Bruins of all generations have contributed to the UCLA story, making the university what it is today. To document this story, the UCLA History Project is collecting anecdotes, factoids and other tidbits to include in its upcoming book.

Do you have
a story to tell?

We’d love to hear it. E-mail us at UCLAHistoryProject@UCLAlumni.net
with the details. Whenever possible, please include information for fact-checking purposes, such as contact names and numbers, and publication citations.

 


Here is a sample of anecdotes from UCLA’s past:


The Wolfskill Ranch and the surveyor’s choice
The first developer of the land that Westwood and UCLA now occupy was Don Maximo Alanis, a Spanish soldier who obtained title to 4,438 acres under a Mexican land grant in 1843. He called it San Jose de Buenos Ayres.

After his death, it changed hands several times. Then in 1884, it came into the possession of John Wolfskill, a forty-niner who had come to California to seek his fortune and paid $10 an acre for the land on which UCLA now stands. He built a ranch house near the present Mormon Temple.

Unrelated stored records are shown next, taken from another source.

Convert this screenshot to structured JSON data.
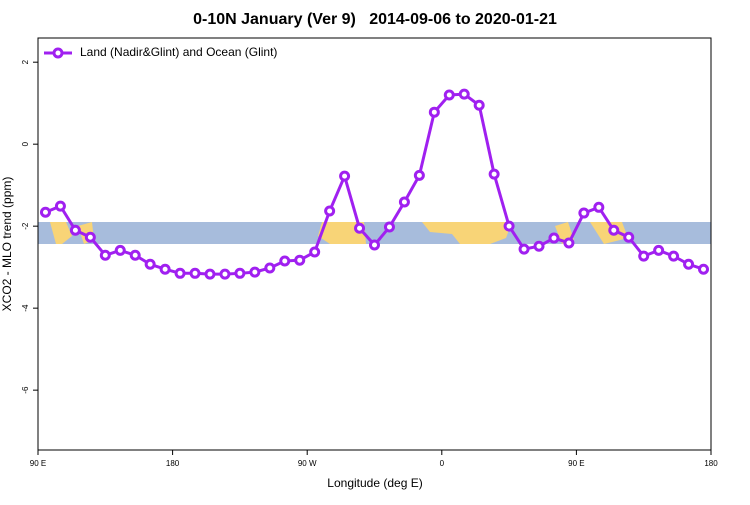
{
  "chart_data": {
    "type": "line",
    "title": "0-10N January (Ver 9)   2014-09-06 to 2020-01-21",
    "xlabel": "Longitude (deg E)",
    "ylabel": "XCO2 - MLO trend (ppm)",
    "x": [
      95,
      105,
      115,
      125,
      135,
      145,
      155,
      165,
      175,
      185,
      195,
      205,
      215,
      225,
      235,
      245,
      255,
      265,
      275,
      285,
      295,
      305,
      315,
      325,
      335,
      345,
      355,
      365,
      375,
      385,
      395,
      405,
      415,
      425,
      435,
      445,
      455,
      465,
      475,
      485,
      495,
      505,
      515,
      525,
      535
    ],
    "series": [
      {
        "name": "Land (Nadir&Glint) and Ocean (Glint)",
        "color": "#a020f0",
        "values": [
          -1.66,
          -1.51,
          -2.1,
          -2.27,
          -2.71,
          -2.59,
          -2.71,
          -2.93,
          -3.05,
          -3.15,
          -3.15,
          -3.17,
          -3.17,
          -3.15,
          -3.12,
          -3.02,
          -2.85,
          -2.83,
          -2.63,
          -1.63,
          -0.78,
          -2.05,
          -2.46,
          -2.02,
          -1.41,
          -0.76,
          0.78,
          1.2,
          1.22,
          0.95,
          -0.73,
          -2.0,
          -2.56,
          -2.49,
          -2.29,
          -2.41,
          -1.68,
          -1.54,
          -2.1,
          -2.27,
          -2.73,
          -2.59,
          -2.73,
          -2.93,
          -3.05
        ]
      }
    ],
    "xlim": [
      90,
      540
    ],
    "xticks": [
      {
        "value": 90,
        "label": "90 E"
      },
      180,
      {
        "value": 270,
        "label": "90 W"
      },
      {
        "value": 360,
        "label": "0"
      },
      {
        "value": 450,
        "label": "90 E"
      },
      180
    ],
    "ylim": [
      -7.46,
      2.59
    ],
    "yticks": [
      -6,
      -4,
      -2,
      0,
      2
    ],
    "legend": "top-left"
  }
}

Several years later when he decided to have his holdings surveyed, he hired an engineer named Fremont Ackerman. When the job was finished, Wolfskill offered Ackerman part of the land in exchange for his work. The surveyor shook his head and said he preferred cash instead.

Fifty years later, Ackerman’s survey tracings and blueprints made in Southern California between 1898 and 1939 were presented to the UCLA Library by his son, ASUCLA Executive Director William C. Ackerman (the namesake of Ackerman Union).

“Now if dad had only accepted a few choice acres of the Wolfskill Ranch …” he mused.